Surely it couldn’t get better but yes it did. For mains, I chose Ady’s Mixed Biryani (£11.95) which arrived as a huge plateful accompanied by a separate bowl of sauce. Mixed in with the rice and vegetables was lots of chicken, prawns and tender lamb whilst the sauce, though quite mild, was packed with spicy flavour. It really was amazing, the only problem being that my puny appetite couldn’t cope with such a massive portion, especially on top of the significant starter. Remember to bring a doggy bag next time.
Jane plumped for Prawn Korma (£8.95) with Mushroom Rice (£2.95) which she pronounced as insanely good. The dish was packed with big juicy prawns and the sauce was creamy and coconuty – a great combination with the mushroom-heavy rice.
We agreed that these were among the best curries we had ever had anywhere and unbeatable in terms of value for money. Ingredients are clearly of the topmost quality cooked with immense skill. We really can’t recommend this place highly enough to fellow curry fans.
The ‘trad’ menu also looks very good, featuring the likes of Steak Pie, Fish & Chips, Stew with Mash & Yorkshire Pud, Scampi and Burgers, mostly around the £9 mark. However, we know what we’ll be eating there again soon.
Paul & Jane Ainsworth
Shaw Lane Sports Club
This column has visited quite a few of the area’s pubs but none of our many clubs, some of which do offer grub. We’d noticed adverts by Shaw Lane Sports Club in town for their food offerings so decided to give it a try.
The Club is a sprawling establishment, catering for a huge number of different sports plus loads of other activities such as a social drop-in for older people and work skills courses. It’s also a popular venue for weddings, conferences and other functions. You don’t need to be a member to take advantage of the bar and food.
We arrived on a Wednesday evening just before food service started at 5.30. The well-appointed bar was already pretty busy (it was World Cup time) and one real ale was available, a nice drop of Stancills Blonde. Meals, however, are served in the somewhat spartan function room behind. During the week, there’s a different menu each night – Burgers on Monday, Curry on Tuesday, Chippy Night on Thursday and on our appointed day, Pies. Sunday lunches are also available.

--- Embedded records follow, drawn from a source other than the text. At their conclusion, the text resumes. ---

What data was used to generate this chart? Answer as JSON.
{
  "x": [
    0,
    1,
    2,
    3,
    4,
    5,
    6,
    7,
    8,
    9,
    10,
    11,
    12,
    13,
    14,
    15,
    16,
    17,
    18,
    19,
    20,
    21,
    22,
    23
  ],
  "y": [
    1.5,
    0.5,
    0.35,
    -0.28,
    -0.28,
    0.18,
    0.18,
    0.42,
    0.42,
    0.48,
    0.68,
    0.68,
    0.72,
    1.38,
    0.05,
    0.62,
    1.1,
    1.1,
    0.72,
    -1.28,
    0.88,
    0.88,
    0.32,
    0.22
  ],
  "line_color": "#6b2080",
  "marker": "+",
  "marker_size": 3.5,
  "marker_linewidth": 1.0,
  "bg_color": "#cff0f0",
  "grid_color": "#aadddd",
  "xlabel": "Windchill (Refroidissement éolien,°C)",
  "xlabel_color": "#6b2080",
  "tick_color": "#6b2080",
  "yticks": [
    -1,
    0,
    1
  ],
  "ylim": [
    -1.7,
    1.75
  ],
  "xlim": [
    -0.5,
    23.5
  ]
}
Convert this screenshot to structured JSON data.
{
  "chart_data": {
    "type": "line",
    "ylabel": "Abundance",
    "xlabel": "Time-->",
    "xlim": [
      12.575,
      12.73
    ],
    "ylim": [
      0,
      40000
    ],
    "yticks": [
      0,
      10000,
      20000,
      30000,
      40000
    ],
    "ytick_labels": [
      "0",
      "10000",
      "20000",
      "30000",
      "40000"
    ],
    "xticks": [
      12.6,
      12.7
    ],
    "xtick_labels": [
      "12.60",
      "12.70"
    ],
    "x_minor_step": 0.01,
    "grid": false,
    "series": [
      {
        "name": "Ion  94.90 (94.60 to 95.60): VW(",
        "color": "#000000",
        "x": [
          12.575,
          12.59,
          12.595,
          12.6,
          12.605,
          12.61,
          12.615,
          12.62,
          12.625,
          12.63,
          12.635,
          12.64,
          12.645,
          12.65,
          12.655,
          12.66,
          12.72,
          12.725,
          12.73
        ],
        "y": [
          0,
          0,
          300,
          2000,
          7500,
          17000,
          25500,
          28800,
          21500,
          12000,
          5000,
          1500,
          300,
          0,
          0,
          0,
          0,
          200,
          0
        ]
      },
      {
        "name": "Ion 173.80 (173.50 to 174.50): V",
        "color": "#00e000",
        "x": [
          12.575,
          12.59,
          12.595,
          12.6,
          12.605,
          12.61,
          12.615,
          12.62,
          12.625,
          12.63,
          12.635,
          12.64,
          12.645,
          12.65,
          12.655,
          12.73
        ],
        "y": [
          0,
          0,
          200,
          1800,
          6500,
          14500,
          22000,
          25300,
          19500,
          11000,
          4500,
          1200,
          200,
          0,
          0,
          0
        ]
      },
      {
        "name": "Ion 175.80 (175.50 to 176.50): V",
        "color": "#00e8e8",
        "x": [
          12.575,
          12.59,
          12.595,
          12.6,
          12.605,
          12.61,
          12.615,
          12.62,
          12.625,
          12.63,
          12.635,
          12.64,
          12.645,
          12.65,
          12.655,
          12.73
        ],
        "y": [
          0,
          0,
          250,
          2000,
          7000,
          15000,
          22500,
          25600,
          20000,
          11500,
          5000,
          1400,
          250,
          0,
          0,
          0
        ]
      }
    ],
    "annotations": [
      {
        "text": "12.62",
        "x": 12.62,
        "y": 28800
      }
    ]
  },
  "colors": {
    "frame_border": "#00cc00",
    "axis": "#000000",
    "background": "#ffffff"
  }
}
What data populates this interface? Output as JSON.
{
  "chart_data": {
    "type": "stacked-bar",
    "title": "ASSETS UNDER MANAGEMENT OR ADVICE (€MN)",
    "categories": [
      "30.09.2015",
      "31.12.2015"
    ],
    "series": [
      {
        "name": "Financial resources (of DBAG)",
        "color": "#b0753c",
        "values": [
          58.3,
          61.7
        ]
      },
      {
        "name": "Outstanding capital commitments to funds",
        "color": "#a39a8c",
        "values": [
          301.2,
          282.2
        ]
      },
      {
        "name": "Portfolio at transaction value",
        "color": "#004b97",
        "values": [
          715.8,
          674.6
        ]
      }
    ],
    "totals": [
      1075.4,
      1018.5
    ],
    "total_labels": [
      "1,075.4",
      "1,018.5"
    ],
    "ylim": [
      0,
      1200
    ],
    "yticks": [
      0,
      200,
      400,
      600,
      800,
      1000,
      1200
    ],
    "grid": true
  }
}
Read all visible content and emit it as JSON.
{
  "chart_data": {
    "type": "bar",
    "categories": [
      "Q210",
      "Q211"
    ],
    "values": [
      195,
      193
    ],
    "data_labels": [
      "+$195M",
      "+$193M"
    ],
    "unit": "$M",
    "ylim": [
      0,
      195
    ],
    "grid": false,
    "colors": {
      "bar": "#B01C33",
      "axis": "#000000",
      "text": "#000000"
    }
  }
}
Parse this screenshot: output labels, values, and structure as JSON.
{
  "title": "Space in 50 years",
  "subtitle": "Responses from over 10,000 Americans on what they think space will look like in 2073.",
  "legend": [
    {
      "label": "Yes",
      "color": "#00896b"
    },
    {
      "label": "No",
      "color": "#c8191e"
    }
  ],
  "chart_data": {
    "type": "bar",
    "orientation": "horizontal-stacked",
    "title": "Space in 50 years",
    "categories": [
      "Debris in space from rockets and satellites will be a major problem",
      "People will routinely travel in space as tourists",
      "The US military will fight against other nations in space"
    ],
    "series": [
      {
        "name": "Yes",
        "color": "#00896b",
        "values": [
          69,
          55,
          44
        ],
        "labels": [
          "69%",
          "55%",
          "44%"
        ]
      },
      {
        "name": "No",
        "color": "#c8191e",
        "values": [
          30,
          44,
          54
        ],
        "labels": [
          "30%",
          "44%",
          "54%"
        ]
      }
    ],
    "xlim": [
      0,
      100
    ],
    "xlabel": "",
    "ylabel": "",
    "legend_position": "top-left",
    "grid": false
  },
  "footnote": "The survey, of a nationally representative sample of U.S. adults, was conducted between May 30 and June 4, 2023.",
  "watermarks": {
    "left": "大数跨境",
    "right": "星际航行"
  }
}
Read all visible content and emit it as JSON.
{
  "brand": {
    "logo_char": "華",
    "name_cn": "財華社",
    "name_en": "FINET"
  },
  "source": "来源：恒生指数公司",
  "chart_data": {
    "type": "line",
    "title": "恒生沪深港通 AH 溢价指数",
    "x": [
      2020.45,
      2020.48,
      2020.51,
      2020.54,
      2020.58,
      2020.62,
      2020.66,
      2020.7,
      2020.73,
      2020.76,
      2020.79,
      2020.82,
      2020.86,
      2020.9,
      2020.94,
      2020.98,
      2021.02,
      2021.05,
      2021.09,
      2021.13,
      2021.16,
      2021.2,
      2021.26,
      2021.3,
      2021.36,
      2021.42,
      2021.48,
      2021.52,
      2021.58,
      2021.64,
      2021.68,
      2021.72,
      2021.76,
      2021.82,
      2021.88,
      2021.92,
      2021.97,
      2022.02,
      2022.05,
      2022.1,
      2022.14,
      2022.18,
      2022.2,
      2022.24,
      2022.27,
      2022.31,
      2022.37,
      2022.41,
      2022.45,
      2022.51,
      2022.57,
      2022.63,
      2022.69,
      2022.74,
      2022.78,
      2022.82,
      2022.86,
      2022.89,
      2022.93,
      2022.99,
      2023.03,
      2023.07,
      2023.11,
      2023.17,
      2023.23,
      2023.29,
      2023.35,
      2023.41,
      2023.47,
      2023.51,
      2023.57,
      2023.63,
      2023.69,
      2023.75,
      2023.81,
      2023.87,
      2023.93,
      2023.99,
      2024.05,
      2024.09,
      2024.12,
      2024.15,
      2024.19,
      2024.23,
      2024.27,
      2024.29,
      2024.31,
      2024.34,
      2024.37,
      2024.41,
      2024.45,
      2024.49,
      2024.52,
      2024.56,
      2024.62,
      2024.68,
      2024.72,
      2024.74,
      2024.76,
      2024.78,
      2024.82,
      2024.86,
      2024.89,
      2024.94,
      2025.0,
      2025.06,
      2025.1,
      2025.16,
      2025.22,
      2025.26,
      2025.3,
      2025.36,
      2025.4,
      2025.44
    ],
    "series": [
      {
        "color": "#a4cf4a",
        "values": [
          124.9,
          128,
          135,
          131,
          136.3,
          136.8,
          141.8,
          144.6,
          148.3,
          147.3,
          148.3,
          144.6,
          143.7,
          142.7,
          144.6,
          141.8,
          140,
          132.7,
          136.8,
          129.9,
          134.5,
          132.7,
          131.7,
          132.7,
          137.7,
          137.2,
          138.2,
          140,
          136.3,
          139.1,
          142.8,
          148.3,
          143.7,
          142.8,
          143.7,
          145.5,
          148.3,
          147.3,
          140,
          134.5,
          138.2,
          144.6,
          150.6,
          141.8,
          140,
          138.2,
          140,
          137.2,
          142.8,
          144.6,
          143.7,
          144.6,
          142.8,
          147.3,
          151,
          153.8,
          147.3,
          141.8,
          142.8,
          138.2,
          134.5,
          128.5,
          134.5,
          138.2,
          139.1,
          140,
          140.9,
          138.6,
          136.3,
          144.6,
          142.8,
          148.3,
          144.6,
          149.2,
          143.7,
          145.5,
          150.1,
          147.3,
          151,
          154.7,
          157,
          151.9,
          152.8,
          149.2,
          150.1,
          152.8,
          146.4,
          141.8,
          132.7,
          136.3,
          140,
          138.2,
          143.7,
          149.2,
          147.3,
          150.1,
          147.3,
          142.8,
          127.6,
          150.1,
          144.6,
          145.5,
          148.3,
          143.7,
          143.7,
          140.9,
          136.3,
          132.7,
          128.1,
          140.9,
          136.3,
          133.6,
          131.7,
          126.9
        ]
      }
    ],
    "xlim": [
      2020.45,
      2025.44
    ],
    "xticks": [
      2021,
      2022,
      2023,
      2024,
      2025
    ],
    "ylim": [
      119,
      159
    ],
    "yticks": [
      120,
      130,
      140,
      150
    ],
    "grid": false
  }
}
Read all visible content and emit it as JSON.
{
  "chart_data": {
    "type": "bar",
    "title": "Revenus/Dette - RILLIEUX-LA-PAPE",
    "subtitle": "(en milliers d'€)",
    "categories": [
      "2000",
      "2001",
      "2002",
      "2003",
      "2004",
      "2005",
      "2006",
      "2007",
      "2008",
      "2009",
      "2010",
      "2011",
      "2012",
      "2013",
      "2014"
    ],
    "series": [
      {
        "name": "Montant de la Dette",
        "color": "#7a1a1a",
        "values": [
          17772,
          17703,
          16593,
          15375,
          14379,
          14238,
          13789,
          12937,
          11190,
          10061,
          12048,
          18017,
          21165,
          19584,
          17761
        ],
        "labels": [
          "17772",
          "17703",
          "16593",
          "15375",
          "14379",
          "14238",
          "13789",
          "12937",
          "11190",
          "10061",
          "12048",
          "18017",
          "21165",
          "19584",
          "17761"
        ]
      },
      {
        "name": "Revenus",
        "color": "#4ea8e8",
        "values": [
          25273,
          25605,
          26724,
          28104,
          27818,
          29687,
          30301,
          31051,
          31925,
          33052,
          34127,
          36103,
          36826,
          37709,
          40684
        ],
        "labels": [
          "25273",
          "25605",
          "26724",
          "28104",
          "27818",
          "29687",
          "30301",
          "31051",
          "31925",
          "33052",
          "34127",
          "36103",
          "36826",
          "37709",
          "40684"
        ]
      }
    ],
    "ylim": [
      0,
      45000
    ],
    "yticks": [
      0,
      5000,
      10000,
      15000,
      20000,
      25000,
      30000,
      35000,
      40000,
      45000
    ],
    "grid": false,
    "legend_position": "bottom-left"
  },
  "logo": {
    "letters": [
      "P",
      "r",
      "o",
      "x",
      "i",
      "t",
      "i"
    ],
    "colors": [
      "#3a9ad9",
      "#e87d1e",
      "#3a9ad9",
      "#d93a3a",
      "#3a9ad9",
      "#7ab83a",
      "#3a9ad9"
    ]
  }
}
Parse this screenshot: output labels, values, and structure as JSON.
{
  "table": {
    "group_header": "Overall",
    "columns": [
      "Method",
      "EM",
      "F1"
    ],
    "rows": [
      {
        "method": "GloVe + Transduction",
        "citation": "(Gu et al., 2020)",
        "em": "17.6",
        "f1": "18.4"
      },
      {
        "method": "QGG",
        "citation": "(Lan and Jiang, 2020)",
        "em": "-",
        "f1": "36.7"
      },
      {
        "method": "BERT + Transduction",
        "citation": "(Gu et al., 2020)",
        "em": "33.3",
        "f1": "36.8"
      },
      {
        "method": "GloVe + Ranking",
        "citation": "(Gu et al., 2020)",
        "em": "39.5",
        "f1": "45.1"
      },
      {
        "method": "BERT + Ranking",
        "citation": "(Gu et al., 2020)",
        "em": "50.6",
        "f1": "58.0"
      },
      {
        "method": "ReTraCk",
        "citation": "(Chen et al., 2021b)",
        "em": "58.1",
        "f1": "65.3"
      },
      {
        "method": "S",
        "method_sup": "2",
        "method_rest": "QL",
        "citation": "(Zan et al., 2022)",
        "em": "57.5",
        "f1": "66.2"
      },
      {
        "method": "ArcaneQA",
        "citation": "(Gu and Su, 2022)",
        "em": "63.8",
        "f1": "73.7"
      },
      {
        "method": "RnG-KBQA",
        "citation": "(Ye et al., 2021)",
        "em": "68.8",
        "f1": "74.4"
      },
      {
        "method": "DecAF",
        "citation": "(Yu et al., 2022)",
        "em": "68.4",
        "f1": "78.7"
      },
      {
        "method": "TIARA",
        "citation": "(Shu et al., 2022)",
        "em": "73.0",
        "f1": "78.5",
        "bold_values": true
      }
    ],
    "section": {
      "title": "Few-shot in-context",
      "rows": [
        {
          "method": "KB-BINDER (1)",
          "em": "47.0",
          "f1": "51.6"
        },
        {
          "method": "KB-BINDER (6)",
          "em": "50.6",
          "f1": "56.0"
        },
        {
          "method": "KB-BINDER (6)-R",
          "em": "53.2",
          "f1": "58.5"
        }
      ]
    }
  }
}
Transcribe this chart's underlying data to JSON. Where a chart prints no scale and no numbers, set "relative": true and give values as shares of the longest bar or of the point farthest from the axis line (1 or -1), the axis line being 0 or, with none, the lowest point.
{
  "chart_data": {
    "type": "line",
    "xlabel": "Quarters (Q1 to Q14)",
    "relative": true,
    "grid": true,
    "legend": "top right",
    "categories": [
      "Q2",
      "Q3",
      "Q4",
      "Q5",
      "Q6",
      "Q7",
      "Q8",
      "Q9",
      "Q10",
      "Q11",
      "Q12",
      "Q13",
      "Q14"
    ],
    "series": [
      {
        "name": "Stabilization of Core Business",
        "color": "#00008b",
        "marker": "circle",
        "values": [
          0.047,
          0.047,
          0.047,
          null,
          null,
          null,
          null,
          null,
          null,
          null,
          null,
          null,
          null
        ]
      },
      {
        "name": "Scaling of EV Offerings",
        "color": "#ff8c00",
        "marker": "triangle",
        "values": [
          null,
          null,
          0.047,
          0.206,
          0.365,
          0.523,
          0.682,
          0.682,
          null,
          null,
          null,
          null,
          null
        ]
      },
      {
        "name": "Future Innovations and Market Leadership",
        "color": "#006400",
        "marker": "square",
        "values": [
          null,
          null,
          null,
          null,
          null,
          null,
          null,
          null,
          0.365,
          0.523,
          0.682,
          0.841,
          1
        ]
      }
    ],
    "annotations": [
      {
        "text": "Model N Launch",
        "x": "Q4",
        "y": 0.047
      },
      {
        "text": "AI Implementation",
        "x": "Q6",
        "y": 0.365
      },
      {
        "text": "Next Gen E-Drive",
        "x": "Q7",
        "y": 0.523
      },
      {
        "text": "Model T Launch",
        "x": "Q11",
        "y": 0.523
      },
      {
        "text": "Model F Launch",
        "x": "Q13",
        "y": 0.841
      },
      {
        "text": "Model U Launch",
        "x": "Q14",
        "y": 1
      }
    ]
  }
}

Each night follows the same very reasonable pricing regime – main courses are £6.95 or two for £10, with starters and puddings both at £2.95. Our choice of pies was Steak, Steak & Kidney, Chicken & Mushroom and Vegan Pie of the Week, all accompanied by homemade chips, mushy peas and gravy. I opted for the Steak & Kidney whilst Jane had the Chicken & Mushroom. We were both delighted with our pies, which we later found out are sourced from Speeds Butchers of Monk Bretton. As is often the case nowadays, my Steak and Kidney was light on the latter but not everybody relishes its gamey flavour as much as I do – and there was enough to impart a reasonable amount of ‘earthiness’. The chips were also top-notch. There was nothing fancy about these meals but for a fiver apiece, they represented excellent value for money.
For pudding, I had Warm Chocolate Fudge Cake and Jane, Raspberry Cheescake (Sticky Toffee Pudding was the other option). These were obviously ‘bought in’ but were of good quality and, again, for the price you couldn’t complain.
Something that did impress us very much was the extreme friendliness of the staff which more than made up for the rather impersonal surroundings. You can certainly see why this Club is such a popular place. Membership is Just £12 a year and that gets you 10% off drinks. We’ll be back soon for the Curry Night.